К обочине подъезжают три сверху донизу покрытых грязью школьных автобуса. Я немного отступаю, чтобы не попасть под вонючий чёрный выхлоп, рвущийся из трубы одного из них. В большинстве окон уже виднеются уставшие лица учеников. Ну, мне хотя бы больше не нужно ехать домой на автобусе. Уклонившись от парня с футляром от тромбона, я чуть было не расплющиваю девушку, собирающую рассыпанные по парковке бумаги прямо у меня под ногами. Наконец, я замечаю Рэта[6], отчаянно машущего мне рукой, в его видавшей виды «Хонде Цивик» на другой стороне дороги. Я пробираюсь сквозь толпу людей, изо всех сил стараясь никого не задеть, и жду на переходе, пока мимо проедет красный грузовичок, полный парней.

– Поздравляю с получением литературной награды десятиклассников[7], – говорит мне Кевин Как-то-его-там – высокий бледный подросток с проблемной кожей, который сидит в самом конце класса во время нашего общего урока английского языка.

– Гм… Спасибо. – Я улыбаюсь ему, чувствуя себя немного виноватой за то, что никогда особо не обращала на него внимания и даже не могу вспомнить его фамилию. Из-за комплимента я чувствую себя неловко. – Мне вообще вся эта система кажется странной. Вручать награду в марте как-то преждевременно, не находишь? У меня же до конца учебного года ещё остаётся куча времени, чтобы успеть напортачить.

– Тебе не придётся ничего делать. Просто улыбайся и маши, когда твоё имя назовут.

Я киваю, как будто вручение наград для меня – обычное дело.

Смейся над собой. От этого они чувствуют себя лучше, – говорит Скинни.

– Да без проблем. У меня огромный опыт еще со времён конкурсов красоты. – Я ярко улыбаюсь и машу толпе, словно настоящая королева красоты, от чего Кевин начинает смеяться. Приятно, когда ты причина чьей-то улыбки.

– Ты и сам неплохо пишешь, – говорю я. Ему это, кажется, польстило, и я ищу в своей памяти что-нибудь ещё, что сможет сохранить его улыбку на лице. – Твоё эссе о глобальном потеплении на прошлой неделе было одним из лучших. Сделать научные факты интересными всегда нелегко.

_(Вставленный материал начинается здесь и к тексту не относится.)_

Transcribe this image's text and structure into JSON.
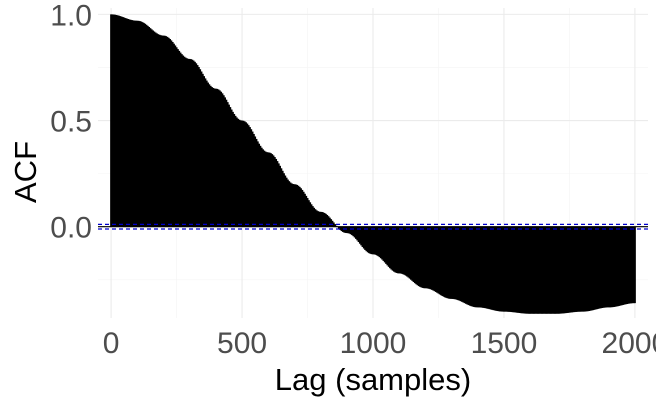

– Спасибо, – говорит Кевин. – Но твоё сочинение всё-таки было самым лучшим в классе. Вне конкуренции. Блестящая идея превратить научные факты в мюзикл. Кому не захочется подпеть «Гипотезе сновидений»? Я даже не представляю, как ты это придумала.

– Спасибо, – говорю я, ощущая, как краска приливает к моим щекам.

Полный парней красный грузовичок замедляется у обочины. Один из пассажиров наклоняется к окну и кричит мне:

– Эй, жиртрест!

Они медленно проезжают мимо, остальные парни внутри грузовичка истерически смеются. Я пытаюсь сделать вид, что ничего не слышала. Никому не приходит в голову ездить по парковке и кричать: «Ты читаешь как третьеклассник!» или «Твой отец – алкоголик!», но почему-то все вокруг объединяются, чтобы прокомментировать мой вес.

– Никого не волнует, что ты умная и добрая. Важно только то, что ты толстая. Остальное не имеет значения.

– Меня друг ждёт, – говорю я Кевину. Мы оба делаем вид, что ничего не произошло.

– Ну, до завтра, – говорит он, но улыбка исчезла с его лица.

Я всё-таки перехожу дорогу, преодолев поток машин, и открываю дверь автомобиля Рэта с пассажирской стороны.

– Опаздываешь, – говорит Рэт. Я втискиваюсь на переднее сидение, не обращая внимания на ремень безопасности. Мы с Рэтом оба знаем, что он не застегнётся.

– Прости.

Рэт осторожно стартует, но тут же останавливается из-за проходящих мимо четырёх выпускниц-чирлидерш. На них на всех зелёные мини-юбки и обтягивающие короткие майки – форма болельщиц школы «Хорнет». Плечи назад, волосы развеваются, каждое их движение полно уверенности и красоты. Я наблюдаю за тем, как их плоские обнажённые животы плывут по парковке под свист и улюлюканье парней. Который раз за сегодня я задаюсь вопросом, каково это – пройтись по улице вот так? Всего один день… час… минуту.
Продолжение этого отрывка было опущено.